La logique militaire anti-guerilla voudrait que les forces occidentales qui comptent 51 000 hommes soient en mesure de quadriller un pays de 600 000 km2, aride, à la géographie tumultueuse, défi que les Soviétiques naguère avec 250 000 hommes et leur brutalité avérée n'ont pu relever !
Mais les forces occidentales sont confrontées à un deuxième engrenage: cette guerre n'est pas une guerre purement afghane, tant s'en faut. Le Pakistan - où les Pachtouns, solidaires des insurgés, sont deux fois plus nombreux qu'en Afghanistan - , l'Iran ne sont pas des lieux où les Américains recueillent une folle sympathie ; or toutes les forces occidentales sont identifiées aux forces américaines.
La tentation bien connue de frapper les bases-arrière des insurgés constitue un engrenage logique et inéluctable dans lequel les forces occidentales sont conduites. N'oublions pas, au demeurant, que dans ce genre de conflit asymétrique, entre des insurgés qui sont chez eux et un corps expéditionnaire étranger, les règles de combat ne sont pas les mêmes. La seule règle des insurgés est de tuer l'ennemi par n'importe quel moyen. Nos médias ne nous ont pas rapporté que les Talibans avaient des cours martiales pour punir les leurs quand ils commettaient des bavures !

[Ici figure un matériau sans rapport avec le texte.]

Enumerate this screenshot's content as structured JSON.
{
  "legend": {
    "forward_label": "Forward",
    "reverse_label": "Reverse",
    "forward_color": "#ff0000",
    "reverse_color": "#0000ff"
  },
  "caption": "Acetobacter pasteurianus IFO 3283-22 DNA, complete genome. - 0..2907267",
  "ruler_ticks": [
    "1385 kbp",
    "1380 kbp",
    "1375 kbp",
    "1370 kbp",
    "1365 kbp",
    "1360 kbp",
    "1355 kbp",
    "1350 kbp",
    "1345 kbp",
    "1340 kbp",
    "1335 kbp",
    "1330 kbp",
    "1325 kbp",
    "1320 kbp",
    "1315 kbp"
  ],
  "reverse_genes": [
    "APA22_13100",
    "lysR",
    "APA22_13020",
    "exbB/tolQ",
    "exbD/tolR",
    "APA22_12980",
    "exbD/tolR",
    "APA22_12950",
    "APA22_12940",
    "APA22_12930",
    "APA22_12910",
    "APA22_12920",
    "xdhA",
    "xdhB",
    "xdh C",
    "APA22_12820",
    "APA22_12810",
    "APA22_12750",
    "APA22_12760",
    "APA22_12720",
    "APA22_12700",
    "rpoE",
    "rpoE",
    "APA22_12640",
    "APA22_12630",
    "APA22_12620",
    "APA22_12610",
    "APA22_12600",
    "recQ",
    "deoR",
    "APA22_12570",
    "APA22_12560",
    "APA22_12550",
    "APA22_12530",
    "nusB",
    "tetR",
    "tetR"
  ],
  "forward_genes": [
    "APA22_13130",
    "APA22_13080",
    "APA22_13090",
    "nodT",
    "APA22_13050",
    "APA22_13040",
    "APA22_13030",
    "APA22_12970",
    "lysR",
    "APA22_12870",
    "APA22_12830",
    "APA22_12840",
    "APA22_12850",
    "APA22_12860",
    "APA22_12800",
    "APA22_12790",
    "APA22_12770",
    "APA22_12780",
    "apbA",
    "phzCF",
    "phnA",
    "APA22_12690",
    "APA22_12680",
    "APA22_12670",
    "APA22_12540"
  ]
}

Il est clair, en outre, que la conduite de cette guerre sur le plan stratégique est totalement contrôlée, maîtrisée, imposée par les Américains sur lesquels nous n’exerçons aucune influence. Voilà une nouvelle preuve que la volonté de certains de voir la France réintégrer l’OTAN pour peser sur Washington est une douce illusion...
C'est pourquoi nous devons nous retirer des combats de première ligne tout en maintenant pendant un temps notre action de formation de l’armée afghane.
Certains, néanmoins, de prétendre que c’est trop tôt, que le moment n’est pas encore venu. Ce ne sera, en réalité, jamais le bon moment car l’engrenage auquel on assiste appellera toujours un pas supplémentaire dans l’engagement de nos forces. Ce conflit doit demeurer la guerre des Afghans eux-mêmes, ce n'est pas le combat de la France.
Je n'approuve pas l'envoi de renforts militaires en Afghanistan et je m'abstiendrai en conséquence lors du vote de ce jour à l'Assemblée nationale.